Qu’il soit unique ou non, un tel projet est rarissime au cinéma. Traditionnellement, un long-métrage ne suffit jamais à suivre un personnage aussi longtemps et surtout à le connaître aussi bien. En général, seules les séries arrivent à ce niveau et seule les plus longues sagas qui ont su conserver les mêmes acteurs pendant des années peuvent atteindre ce niveau — à cet égard, Harry Potter est un excellent exemple. En mettant en place ce dispositif, Richard Linklater a réussi l’exploit de condenser ce qui nécessite normalement des heures et des heures : en sortant de la salle après 2h45, on a l’impression de connaître Mason comme s’il était notre frère, et sa famille comme si c’était notre famille. Ce sentiment étrange qui nait au fil des saisons des meilleures séries, telle que l’indépassable Six Feet Under, survient ici au bout d’un délai beaucoup plus court. Pour cette raison, Boyhood est un film très étrange et presque gênant. La vie défile si vite, on voit ce garçon grandir et sa famille vieillir autour de lui si rapidement, que l’on peut être un peu étourdi par ce long-métrage. Certes, on ne s’ennuie jamais et la séance de près de trois heures défile elle aussi avec une facilité déconcertante, mais ce sentiment de vie qui défile sans pouvoir la vivre vraiment est rarement ressenti avec autant de force et cela peut gêner. Nul doute que c’était l’intention de Richard Linklater et il convient d’ailleurs de saluer l’excellent travail de montage du cinéaste.

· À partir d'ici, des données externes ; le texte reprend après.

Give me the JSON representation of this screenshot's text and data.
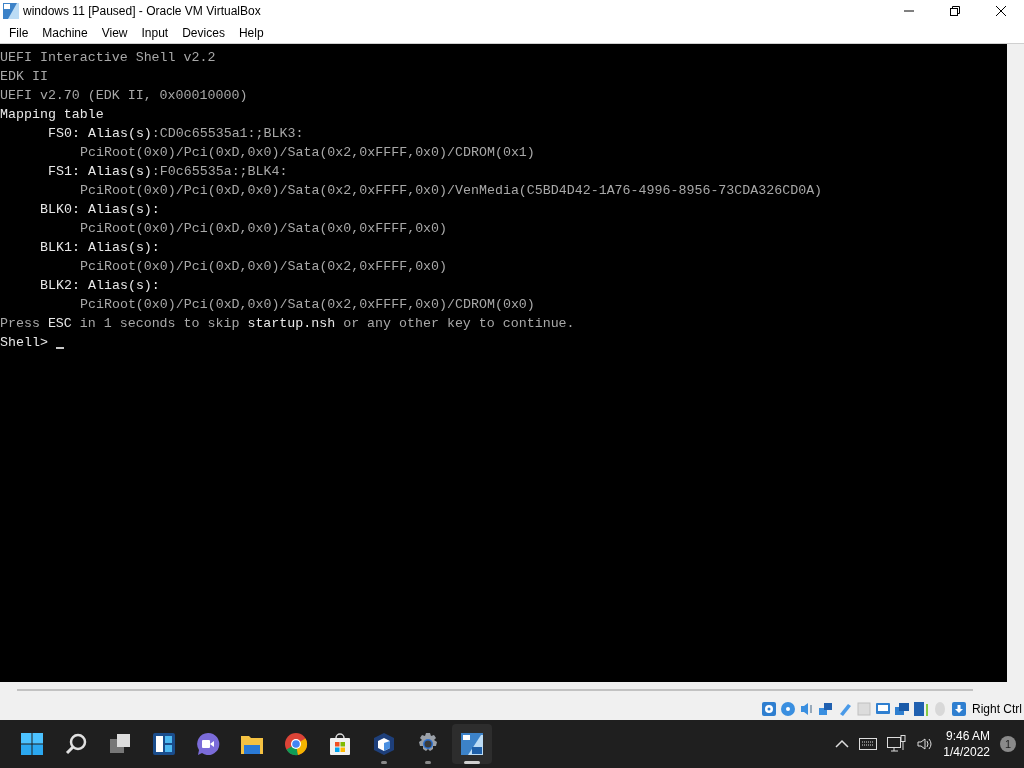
{
  "window": {
    "title": "windows 11 [Paused] - Oracle VM VirtualBox"
  },
  "menu": [
    "File",
    "Machine",
    "View",
    "Input",
    "Devices",
    "Help"
  ],
  "terminal": {
    "lines": [
      {
        "kind": "plain",
        "text": "UEFI Interactive Shell v2.2"
      },
      {
        "kind": "plain",
        "text": "EDK II"
      },
      {
        "kind": "plain",
        "text": "UEFI v2.70 (EDK II, 0x00010000)"
      },
      {
        "kind": "bright",
        "text": "Mapping table"
      },
      {
        "kind": "mapping",
        "name": "FS0:",
        "text": "**Alias(s)**:CD0c65535a1:;BLK3:"
      },
      {
        "kind": "path",
        "text": "PciRoot(0x0)/Pci(0xD,0x0)/Sata(0x2,0xFFFF,0x0)/CDROM(0x1)"
      },
      {
        "kind": "mapping",
        "name": "FS1:",
        "text": "**Alias(s)**:F0c65535a:;BLK4:"
      },
      {
        "kind": "path",
        "text": "PciRoot(0x0)/Pci(0xD,0x0)/Sata(0x2,0xFFFF,0x0)/VenMedia(C5BD4D42-1A76-4996-8956-73CDA326CD0A)"
      },
      {
        "kind": "mapping",
        "name": "BLK0:",
        "text": "**Alias(s):**"
      },
      {
        "kind": "path",
        "text": "PciRoot(0x0)/Pci(0xD,0x0)/Sata(0x0,0xFFFF,0x0)"
      },
      {
        "kind": "mapping",
        "name": "BLK1:",
        "text": "**Alias(s):**"
      },
      {
        "kind": "path",
        "text": "PciRoot(0x0)/Pci(0xD,0x0)/Sata(0x2,0xFFFF,0x0)"
      },
      {
        "kind": "mapping",
        "name": "BLK2:",
        "text": "**Alias(s):**"
      },
      {
        "kind": "path",
        "text": "PciRoot(0x0)/Pci(0xD,0x0)/Sata(0x2,0xFFFF,0x0)/CDROM(0x0)"
      },
      {
        "kind": "plain",
        "text": "Press **ESC** in 1 seconds to skip **startup.nsh** or any other key to continue."
      },
      {
        "kind": "prompt",
        "text": "Shell>"
      }
    ]
  },
  "status_bar": {
    "host_key": "Right Ctrl"
  },
  "taskbar": {
    "apps": [
      {
        "kind": "start",
        "running": false,
        "selected": false
      },
      {
        "kind": "search",
        "running": false,
        "selected": false
      },
      {
        "kind": "taskview",
        "running": false,
        "selected": false
      },
      {
        "kind": "widgets",
        "running": false,
        "selected": false
      },
      {
        "kind": "chat",
        "running": false,
        "selected": false
      },
      {
        "kind": "folder",
        "running": false,
        "selected": false
      },
      {
        "kind": "browser",
        "running": false,
        "selected": false
      },
      {
        "kind": "store",
        "running": false,
        "selected": false
      },
      {
        "kind": "cube",
        "running": true,
        "selected": false
      },
      {
        "kind": "gear",
        "running": true,
        "selected": false
      },
      {
        "kind": "vm",
        "running": true,
        "selected": true
      }
    ]
  },
  "tray": {
    "time": "9:46 AM",
    "date": "1/4/2022",
    "notifications": "1"
  }
}
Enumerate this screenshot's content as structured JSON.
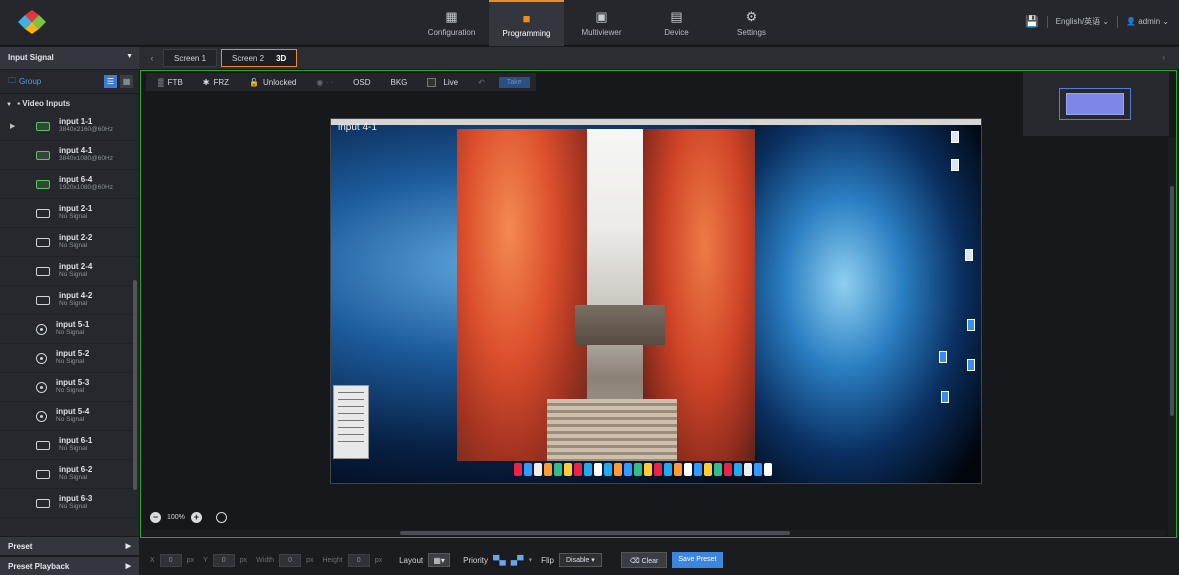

On imagine que le nombre d’heures enregistrées était astronomique, mais le résultat est d’une fluidité et d’un naturel presque déconcertants. D’ailleurs, le passage des années n’est jamais explicite, et il n’a pas besoin de l’être : une nouvelle coupe, la voix qui mue ou les poils qui poussent sous le menton sont des signes bien suffisants.

Boyhood linklater ethan hawke

Le dispositif mis en place par le cinéaste est exceptionnel, c’est indéniable, mais il ne constituerait pas un excellent film seul, plutôt un projet cinématographique intéressant. Fort heureusement, Boyhood n’oublie pas son scénario et fait même mieux : on oublie vite les douze années de tournage pour uniquement se concentrer sur des personnages et une histoire. Richard Linklater ne raconte rien d’exceptionnel ici : il n’y a pas de grand évènement, de drame horrible, mais uniquement du quotidien, dans tout ce qu’il a de plus banal. On pourrait considérer que c’est un défaut, il n’en est rien. En touchant ainsi, avec beaucoup de simplicité et énormément de finesse, le quotidien d’une famille normale d’aujourd’hui, le film parvient à atteindre des sommets. Boyhood filme la famille américaine moderne la plus typique : un couple séparé, deux enfants qui naviguent entre leurs parents et font ce qu’ils peuvent pour grandir, des mariages qui ne marchent pas toujours… Certes, on pourrait reprocher le côté systématique des deux beau-pères qui tombent dans l’alcool, ou encore certains dialogues peut-être un peu convenu sur l’adolescent rebelle et artiste. Le scénario n’est peut-être pas tout à fait sans défauts, mais on les oublie aisément. Le projet est si bon et le résultat si intense que l’on pardonne sans difficulté les quelques erreurs, annulées qui plus est par une bande originale de très bon goût, de Wilco à Coldplay en passant par les Beatles.

Boyhood ethan hawkes

Boyhood fait partie de ces films assez rares qui vous collent dès les premières minutes un sourire qui ne vous quitte plus jusqu’à la fin. Le dernier film de Richard Linklater dure peut-être près de trois heures, mais on ne les sent jamais. Alors qu’il ne raconte rien d’autre que le quotidien le plus banal, ce long-métrage passionne et c’est une réussite telle qu’on en oublie le dispositif et les douze années de tournage. Une belle performance, tant on pouvait craindre que cette idée nuise à la qualité du récit à proprement parler. Un film atypique, à ne rater sous aucun prétexte !


  1. Que l’on se rappelle les maquillages de L’étrange histoire de Benjamin Button ou, dans un autre genre, de ceux de Cloud Atlas. Aussi bons et sophistiqués soient-ils, ces maquillages ne sont que des illusions qui ne trompent personne.